La justice européenne distingue pourtant bien le droit au repos (les congés payés) et le droit à la convalescence (l’arrêt maladie). En maintenant la même règle pour tous les cas de figure, la France se plaçait en dehors du cadre imposé par la directive sur le temps de travail.

Une mise en œuvre encore floue dans les entreprises

Même si cette décision judiciaire est applicable dès maintenant, elle n’est pas encore inscrite dans la loi. Ce flou pourrait freiner son application immédiate dans certaines entreprises. En pratique, il est possible que des employeurs contestent ou retardent le report des congés, surtout en l’absence de transposition dans le Code du Travail.

Théoriquement, les salariés concernés ont déjà la possibilité de réclamer la restitution de leurs jours de congé, à condition de présenter un arrêt de travail dûment établi pendant leur période de vacances. Mais tant que la loi n’est pas modifiée, certains cas pourraient nécessiter un passage devant les Prud’hommes, ce qui reste peu probable pour quelques jours seulement.

Ce qui va changer pour les salariés

Une fois la réforme transposée dans la législation française, le report deviendra un droit automatique. Plus besoin de choisir entre se soigner et profiter de ses congés : les jours tombant pendant un arrêt maladie seront reprogrammés. Cela pourrait conduire à un changement de comportement des salariés, qui n’avaient jusqu’ici aucun intérêt à consulter un médecin durant leurs congés.

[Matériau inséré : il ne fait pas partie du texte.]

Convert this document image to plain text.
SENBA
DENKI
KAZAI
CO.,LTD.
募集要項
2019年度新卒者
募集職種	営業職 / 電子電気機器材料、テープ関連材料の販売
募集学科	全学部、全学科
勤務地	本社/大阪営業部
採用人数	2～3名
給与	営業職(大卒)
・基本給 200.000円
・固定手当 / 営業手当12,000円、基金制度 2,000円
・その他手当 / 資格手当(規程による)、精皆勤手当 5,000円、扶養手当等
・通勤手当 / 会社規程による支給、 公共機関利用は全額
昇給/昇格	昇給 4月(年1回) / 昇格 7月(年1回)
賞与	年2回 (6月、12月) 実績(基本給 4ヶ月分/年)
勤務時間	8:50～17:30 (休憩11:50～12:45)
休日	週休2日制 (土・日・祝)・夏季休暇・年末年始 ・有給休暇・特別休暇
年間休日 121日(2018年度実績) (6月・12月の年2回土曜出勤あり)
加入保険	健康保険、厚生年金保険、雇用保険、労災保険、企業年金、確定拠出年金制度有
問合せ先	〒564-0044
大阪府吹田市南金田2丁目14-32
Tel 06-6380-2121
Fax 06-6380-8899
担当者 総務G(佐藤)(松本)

Un coût supplémentaire pour l’Assurance maladie

Si la mesure est bien accueillie par les salariés, elle risque de peser davantage sur les finances publiques. En cas de maladie pendant les vacances, les arrêts seront désormais pris en charge par la Sécurité sociale, alors qu’ils ne l’étaient pas dans ce contexte. Cela représente une nouvelle charge pour l’Assurance maladie, déjà fragilisée par un déficit estimé à plus de 20 milliards d’euros en 2024.

Le risque existe aussi que certains salariés, encouragés par ce nouveau droit, se tournent plus facilement vers un arrêt médical pendant leurs vacances.

Une réforme inévitable pour rester dans les clous

La France n’avait, semble-t-il, plus vraiment le choix. Bruxelles exigeait une harmonisation avec la directive européenne sur le temps de travail, et avait déjà adressé une mise en demeure à Paris. Le futur gouvernement devrait donc acter cette réforme rapidement, sous peine de sanctions.

À terme, l’inscription de cette mesure dans le Code du Travail mettra fin aux hésitations et aux incertitudes. Elle confirmera le principe fondamental selon lequel la santé du salarié ne doit pas le priver de son droit au repos.